A GUI for transcribing audio and video files using WhisperX, with CUDA acceleration for NVIDIA RTX 4070.
Updated to support the latest version of whisperx as of 4/1/2026.
Transcripts are saved as both .srt and .txt files in a transcripts/ folder next to the script.
- Windows 11 (AMD64)
- NVIDIA RTX 4070 (or compatible GPU)
- Git Bash
- Python 3.12.0
- CUDA 12.8.0
- cuDNN 9.x (I tested with 9.20 and 9.15)
Download and run the installer:
wget https://developer.download.nvidia.com/compute/cuda/12.8.1/network_installers/cuda_12.8.1_windows_network.exe
After installing, set the CUDA_PATH environment variable if it wasn't set automatically:
- Value:
C:\Program Files\NVIDIA GPU Computing Toolkit\CUDA\v12.8
Download and run the installer:
wget https://developer.download.nvidia.com/compute/cudnn/9.20.0/local_installers/cudnn_9.20.0_windows_x86_64.exe
Add the cuDNN bin folder to your system PATH:
C:\Program Files\NVIDIA\CUDNN\v9.20\bin\12.9
Download from python.org or use the Python Launcher:
py install 3.12.0Open Git Bash in the project directory and run:
source install_4070_complete.bashThis script will:
- Create and activate a Python 3.12.0 virtual environment at
.venv - Install PyTorch and torchaudio 2.8.0cu128
- Verify CUDA 12.8 and cuDNN 9.x are detected correctly — if not, it will download the installers for you and exit
- Install WhisperX with all its dependencies.
Note: If CUDA/cuDNN are not installed when you run the script, it will download the installers to the project directory and exit.

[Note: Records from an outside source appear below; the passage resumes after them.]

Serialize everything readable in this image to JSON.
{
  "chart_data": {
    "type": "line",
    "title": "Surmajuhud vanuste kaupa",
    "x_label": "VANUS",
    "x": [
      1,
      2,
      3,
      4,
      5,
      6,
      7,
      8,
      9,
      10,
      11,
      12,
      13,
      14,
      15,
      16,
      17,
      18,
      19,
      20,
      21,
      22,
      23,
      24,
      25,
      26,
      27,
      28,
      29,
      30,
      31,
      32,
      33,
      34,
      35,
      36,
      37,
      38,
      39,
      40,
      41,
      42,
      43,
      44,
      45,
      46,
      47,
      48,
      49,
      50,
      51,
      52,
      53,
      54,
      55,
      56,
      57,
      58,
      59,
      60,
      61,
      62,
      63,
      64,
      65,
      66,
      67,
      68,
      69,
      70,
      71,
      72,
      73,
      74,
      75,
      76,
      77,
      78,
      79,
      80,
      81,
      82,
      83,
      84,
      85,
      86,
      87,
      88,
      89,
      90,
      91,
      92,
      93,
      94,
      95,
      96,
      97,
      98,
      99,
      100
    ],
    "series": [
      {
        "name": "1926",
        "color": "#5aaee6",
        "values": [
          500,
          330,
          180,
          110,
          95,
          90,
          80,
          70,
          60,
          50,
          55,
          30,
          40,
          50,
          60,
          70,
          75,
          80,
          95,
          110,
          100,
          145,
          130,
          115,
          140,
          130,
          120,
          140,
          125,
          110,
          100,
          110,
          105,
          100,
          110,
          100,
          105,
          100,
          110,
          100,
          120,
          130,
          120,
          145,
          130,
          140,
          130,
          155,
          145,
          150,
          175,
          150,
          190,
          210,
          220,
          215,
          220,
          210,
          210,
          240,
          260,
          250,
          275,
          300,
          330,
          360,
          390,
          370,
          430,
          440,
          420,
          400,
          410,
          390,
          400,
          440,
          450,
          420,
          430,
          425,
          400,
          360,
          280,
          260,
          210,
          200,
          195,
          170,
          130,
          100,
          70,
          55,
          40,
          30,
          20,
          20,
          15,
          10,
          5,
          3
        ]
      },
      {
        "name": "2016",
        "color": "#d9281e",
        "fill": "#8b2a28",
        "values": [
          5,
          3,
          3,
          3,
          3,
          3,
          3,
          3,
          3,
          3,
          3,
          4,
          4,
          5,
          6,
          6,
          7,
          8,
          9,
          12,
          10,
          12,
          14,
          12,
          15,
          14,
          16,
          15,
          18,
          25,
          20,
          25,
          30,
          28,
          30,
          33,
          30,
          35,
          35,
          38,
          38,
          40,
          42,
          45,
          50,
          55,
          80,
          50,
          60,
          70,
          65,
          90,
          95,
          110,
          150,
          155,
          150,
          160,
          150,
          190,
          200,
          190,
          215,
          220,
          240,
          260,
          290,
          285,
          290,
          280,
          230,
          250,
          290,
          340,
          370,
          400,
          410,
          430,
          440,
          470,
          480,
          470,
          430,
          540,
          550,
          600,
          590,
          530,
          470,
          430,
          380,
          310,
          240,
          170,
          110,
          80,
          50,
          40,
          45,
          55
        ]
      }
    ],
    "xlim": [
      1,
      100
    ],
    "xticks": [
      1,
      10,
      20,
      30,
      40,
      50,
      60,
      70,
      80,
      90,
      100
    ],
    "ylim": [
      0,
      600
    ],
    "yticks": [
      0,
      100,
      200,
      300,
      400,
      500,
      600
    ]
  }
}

Install them, then re-run the script.
With the virtual environment activated:
source .venv/Scripts/activate
python whisperx-gui.py- Click Add Files to add audio or video files (
.mp4,.mkv,.mov,.wmv,.avi,.flv,.mp3,.wav,.aac,.flac,.ogg) - Select a Model —
large-v2is the most accurate,tinyis the fastest - Select the Language of the audio
- Select a Compute Type —
float16is recommended for CUDA - Click Transcribe All
Output files are saved to transcripts/<filename>_<timestamp>/ and the folder opens automatically when transcription completes.